How to use and store EpiPens
  • Keep your EpiPen in its container with the lid on.
  • Have two EpiPens in a place you can easily get to.
  • Store your EpiPens in cool, dark places at temperatures between 59°F and 86°F.
  • You should never refrigerate your EpiPen.
  • You can keep your EpiPen in a purse or wallet, but it’s important to make sure it doesn’t get too warm or too cold.
  • Be careful keeping your EpiPen in your car’s glove compartment on very hot or very cold days.
  • It can be a good idea to get a case just for your EpiPens that you can easily transfer from your bag to your desk to your car.
  • Check the expiration date on your EpiPen. Your pharmacy can help you safely dispose of an expired EpiPen.
  • You can buy practice EpiPen injectors at a low cost. You can use them to get a feel for how to use the EpiPen so you’re prepared for an emergency.

An EpiPen is prescribed for emergency treatment of severe allergic reactions. Your doctor might prescribe you an EpiPen if you have a history of allergies or are at risk for allergic reactions.

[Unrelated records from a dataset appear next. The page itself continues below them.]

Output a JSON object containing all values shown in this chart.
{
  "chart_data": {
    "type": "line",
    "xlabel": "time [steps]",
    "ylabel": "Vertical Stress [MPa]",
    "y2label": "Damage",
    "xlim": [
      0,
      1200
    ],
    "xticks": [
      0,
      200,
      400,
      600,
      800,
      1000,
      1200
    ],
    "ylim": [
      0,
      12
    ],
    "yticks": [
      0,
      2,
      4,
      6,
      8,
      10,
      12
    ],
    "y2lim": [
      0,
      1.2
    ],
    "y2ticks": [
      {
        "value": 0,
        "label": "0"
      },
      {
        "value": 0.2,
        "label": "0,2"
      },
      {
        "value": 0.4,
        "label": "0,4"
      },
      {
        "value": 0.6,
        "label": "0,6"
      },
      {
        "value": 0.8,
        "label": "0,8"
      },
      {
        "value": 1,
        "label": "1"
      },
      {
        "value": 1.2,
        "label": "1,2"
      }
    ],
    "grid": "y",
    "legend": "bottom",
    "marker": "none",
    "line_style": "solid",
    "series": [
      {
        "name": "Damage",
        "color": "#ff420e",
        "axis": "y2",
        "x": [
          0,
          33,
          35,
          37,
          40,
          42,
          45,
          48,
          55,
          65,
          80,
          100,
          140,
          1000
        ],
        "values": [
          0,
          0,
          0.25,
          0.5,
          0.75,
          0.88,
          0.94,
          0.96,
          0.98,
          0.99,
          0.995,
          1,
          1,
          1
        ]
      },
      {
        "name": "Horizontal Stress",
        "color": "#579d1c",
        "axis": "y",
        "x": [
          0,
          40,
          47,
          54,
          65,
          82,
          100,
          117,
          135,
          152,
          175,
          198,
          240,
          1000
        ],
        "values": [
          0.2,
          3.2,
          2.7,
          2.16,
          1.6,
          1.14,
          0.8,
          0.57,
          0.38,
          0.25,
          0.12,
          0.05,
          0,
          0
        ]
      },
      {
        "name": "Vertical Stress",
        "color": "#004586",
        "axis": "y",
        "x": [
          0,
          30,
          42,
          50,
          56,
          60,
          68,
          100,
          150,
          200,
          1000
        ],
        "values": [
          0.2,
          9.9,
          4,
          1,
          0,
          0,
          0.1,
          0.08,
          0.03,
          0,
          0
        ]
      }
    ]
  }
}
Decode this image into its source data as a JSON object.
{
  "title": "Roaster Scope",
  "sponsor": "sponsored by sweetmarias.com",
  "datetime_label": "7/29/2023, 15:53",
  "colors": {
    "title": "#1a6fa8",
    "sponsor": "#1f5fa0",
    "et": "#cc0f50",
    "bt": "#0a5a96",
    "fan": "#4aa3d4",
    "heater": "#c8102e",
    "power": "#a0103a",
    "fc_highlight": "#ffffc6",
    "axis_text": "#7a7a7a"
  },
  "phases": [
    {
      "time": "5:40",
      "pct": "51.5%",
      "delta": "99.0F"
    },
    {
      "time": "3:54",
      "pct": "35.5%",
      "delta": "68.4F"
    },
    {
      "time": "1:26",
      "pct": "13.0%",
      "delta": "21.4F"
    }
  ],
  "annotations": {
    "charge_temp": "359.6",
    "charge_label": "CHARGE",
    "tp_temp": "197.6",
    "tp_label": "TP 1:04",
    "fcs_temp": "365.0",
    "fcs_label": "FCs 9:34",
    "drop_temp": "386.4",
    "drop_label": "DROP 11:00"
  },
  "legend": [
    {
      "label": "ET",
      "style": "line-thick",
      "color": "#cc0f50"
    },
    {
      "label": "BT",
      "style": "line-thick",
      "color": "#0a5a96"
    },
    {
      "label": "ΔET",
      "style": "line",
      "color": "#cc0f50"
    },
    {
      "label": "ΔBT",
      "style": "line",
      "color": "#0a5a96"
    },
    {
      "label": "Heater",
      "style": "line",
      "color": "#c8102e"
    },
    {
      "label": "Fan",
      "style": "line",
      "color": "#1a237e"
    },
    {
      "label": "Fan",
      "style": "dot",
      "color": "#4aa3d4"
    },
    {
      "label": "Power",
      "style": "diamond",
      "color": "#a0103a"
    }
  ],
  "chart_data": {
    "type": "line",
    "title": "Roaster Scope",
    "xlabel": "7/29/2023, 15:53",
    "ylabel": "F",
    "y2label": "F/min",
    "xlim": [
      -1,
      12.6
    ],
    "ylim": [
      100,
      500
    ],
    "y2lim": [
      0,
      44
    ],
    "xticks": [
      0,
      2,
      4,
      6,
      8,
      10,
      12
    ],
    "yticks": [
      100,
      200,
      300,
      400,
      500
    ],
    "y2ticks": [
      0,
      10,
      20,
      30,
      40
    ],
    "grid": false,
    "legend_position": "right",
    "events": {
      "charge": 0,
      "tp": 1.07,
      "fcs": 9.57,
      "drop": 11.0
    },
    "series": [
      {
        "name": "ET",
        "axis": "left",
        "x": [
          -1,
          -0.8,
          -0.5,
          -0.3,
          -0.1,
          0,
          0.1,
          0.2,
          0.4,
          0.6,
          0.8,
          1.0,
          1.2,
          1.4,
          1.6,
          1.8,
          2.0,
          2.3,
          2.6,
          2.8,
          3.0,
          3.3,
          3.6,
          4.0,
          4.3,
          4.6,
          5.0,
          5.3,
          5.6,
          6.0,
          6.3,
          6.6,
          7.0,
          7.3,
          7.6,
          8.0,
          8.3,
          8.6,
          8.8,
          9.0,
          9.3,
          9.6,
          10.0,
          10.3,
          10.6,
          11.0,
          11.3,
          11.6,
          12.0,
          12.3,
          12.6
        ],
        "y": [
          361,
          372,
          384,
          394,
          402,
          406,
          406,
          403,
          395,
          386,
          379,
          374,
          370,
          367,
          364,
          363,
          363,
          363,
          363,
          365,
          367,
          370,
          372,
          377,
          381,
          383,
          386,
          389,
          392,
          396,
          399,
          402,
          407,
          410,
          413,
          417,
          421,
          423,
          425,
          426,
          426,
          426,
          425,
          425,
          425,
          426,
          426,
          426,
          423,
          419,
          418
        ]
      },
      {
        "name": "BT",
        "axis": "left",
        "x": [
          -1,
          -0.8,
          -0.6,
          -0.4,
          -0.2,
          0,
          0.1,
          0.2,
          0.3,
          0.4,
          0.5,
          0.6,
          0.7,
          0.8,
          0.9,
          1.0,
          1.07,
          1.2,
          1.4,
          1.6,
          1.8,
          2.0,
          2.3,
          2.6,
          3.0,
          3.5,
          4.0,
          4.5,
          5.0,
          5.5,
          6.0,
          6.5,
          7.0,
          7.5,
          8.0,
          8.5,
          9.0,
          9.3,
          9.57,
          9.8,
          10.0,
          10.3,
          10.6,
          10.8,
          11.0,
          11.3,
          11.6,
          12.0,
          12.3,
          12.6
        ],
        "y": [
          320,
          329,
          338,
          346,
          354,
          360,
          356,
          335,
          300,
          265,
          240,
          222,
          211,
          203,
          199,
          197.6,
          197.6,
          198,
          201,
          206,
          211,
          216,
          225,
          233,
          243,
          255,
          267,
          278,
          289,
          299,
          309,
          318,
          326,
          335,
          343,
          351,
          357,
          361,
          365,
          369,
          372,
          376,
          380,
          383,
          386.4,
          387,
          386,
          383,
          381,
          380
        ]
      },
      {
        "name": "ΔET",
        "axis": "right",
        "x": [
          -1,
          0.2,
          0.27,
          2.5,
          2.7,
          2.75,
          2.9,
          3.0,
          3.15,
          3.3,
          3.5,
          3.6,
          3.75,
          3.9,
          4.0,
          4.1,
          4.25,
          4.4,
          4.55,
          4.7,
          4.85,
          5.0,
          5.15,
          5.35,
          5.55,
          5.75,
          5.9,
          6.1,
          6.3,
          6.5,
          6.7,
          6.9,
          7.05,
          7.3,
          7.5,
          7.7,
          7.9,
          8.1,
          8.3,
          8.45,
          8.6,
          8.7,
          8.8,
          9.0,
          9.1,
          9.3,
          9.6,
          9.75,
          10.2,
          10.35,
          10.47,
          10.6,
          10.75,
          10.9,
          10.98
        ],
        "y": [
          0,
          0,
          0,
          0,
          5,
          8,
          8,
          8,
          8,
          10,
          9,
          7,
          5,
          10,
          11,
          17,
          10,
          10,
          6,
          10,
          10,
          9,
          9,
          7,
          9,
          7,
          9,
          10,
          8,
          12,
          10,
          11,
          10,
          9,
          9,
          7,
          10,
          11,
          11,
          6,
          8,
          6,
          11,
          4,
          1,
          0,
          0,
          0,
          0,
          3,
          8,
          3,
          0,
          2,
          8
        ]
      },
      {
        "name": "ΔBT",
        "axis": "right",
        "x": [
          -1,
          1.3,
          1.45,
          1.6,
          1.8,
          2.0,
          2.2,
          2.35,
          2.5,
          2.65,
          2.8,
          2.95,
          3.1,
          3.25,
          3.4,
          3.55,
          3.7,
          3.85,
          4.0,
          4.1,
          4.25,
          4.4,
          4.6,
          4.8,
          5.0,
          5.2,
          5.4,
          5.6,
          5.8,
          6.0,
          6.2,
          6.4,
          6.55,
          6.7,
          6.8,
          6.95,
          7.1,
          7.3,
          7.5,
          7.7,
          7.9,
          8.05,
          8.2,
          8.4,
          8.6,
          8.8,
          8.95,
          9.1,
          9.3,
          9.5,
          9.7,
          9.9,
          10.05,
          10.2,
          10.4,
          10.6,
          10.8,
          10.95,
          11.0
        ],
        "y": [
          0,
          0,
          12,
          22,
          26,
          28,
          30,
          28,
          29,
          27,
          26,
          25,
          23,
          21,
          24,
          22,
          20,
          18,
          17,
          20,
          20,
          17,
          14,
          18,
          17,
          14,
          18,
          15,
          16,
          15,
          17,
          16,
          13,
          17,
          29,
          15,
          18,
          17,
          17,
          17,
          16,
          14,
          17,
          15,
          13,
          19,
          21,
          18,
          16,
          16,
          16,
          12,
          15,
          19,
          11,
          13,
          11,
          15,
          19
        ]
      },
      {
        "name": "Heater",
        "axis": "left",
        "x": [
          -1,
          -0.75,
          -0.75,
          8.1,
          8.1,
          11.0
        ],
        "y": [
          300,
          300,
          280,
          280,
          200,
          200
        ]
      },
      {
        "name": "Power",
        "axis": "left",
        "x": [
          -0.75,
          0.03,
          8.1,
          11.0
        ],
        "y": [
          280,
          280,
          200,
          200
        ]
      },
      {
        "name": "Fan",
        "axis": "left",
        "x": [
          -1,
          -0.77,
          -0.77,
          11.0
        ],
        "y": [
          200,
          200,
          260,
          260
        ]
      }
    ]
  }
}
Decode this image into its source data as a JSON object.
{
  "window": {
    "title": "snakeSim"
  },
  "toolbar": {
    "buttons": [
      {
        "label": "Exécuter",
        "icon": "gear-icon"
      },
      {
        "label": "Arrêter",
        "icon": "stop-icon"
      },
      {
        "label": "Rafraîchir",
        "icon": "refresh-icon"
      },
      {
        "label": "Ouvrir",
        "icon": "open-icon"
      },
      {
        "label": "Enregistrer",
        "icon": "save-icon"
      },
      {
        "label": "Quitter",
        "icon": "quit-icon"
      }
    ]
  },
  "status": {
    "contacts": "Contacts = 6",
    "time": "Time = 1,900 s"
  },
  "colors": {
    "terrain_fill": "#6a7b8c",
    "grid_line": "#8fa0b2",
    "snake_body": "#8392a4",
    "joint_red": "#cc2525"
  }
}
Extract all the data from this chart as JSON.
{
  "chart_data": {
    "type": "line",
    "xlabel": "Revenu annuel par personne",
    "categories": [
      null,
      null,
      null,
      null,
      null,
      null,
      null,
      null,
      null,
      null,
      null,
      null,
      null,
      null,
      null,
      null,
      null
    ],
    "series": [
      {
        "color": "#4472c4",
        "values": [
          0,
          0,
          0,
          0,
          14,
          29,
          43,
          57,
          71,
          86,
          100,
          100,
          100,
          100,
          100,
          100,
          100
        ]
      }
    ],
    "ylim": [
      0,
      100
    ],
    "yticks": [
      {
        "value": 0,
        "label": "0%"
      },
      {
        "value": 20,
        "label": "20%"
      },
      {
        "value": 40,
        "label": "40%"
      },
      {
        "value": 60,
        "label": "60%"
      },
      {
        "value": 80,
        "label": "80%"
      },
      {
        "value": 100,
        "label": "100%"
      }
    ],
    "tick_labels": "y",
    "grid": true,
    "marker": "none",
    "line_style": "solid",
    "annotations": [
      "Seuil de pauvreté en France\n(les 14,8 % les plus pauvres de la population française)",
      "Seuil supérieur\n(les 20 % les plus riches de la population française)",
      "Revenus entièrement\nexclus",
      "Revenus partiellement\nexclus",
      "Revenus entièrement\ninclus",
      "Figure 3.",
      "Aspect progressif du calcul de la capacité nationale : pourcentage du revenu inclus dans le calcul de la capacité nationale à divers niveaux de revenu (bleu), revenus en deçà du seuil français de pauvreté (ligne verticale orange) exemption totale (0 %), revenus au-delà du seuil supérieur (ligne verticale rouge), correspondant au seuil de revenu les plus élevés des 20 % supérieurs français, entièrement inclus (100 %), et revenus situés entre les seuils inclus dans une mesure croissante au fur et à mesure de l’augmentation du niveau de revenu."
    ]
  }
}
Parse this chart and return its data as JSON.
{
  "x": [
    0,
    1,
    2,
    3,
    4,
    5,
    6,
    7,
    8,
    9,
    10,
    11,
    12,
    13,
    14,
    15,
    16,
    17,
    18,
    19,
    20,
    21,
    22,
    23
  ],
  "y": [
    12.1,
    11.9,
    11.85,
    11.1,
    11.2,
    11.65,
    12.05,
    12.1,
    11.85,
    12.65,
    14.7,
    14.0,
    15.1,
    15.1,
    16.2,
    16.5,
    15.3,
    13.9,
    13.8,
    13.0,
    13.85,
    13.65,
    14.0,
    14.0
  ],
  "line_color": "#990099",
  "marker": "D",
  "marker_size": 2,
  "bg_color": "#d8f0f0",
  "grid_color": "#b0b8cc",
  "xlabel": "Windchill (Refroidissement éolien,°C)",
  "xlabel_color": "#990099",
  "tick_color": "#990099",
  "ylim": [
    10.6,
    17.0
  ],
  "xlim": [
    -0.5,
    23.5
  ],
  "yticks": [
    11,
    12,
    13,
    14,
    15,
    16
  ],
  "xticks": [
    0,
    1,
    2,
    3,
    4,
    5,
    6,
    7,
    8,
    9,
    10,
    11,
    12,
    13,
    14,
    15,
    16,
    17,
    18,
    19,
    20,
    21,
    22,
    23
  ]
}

An EpiPen is a portable epinephrine injection. Epinephrine works by narrowing your blood vessels and opening the airways in your lungs. This can help you breathe, raise your blood pressure, and reduce any swelling in your throat.

EpiPens and the generic form are sold in packs of two. Your doctor will probably recommend you keep your EpiPens somewhere you can easily access them in an emergency.

Your doctor or pharmacist can also give you instruction on how to use your EpiPen, including:

  • when to use your EpiPen
  • how to work the EpiPen
  • the best spot to give yourself the injection
  • how far apart to give yourself injections

It’s important to note that you’ll need to seek emergency medical care even if you use an EpiPen.

The EpiPen can keep you stable until a medical professional can evaluate you. It doesn’t replace the need for medical attention.

When to seek emergency care: symptoms of anaphylaxis

Seek emergency care right away if you or someone else are experiencing:

  • shortness of breath
  • swelling in your throat
  • dizziness

In some cases, a person having a severe allergic reaction might also:

  • throw up
  • pass out
  • feel like their pulse is racing
  • develop hives

These signs, in addition to trouble breathing, are a sign of a serious allergic reaction. If the affected person has an EpiPen prescription, it should be given right away. And they’ll need to go to the emergency room as soon as possible.

  • EpiPens are prescribed for use during severe emergency allergic reactions. Used correctly, an EpiPen can be a lifesaving measure that allows you to reach the emergency room and get full care.
  • EpiPens are expensive, with costs for the brand name reaching over $600 for a two-pack.
  • Medicare can help you cover the cost. Most Part D and Medicare Advantage plans include EpiPens or the generic epinephrine in their formulary. Your costs will depend on your plan but could be as low as $0.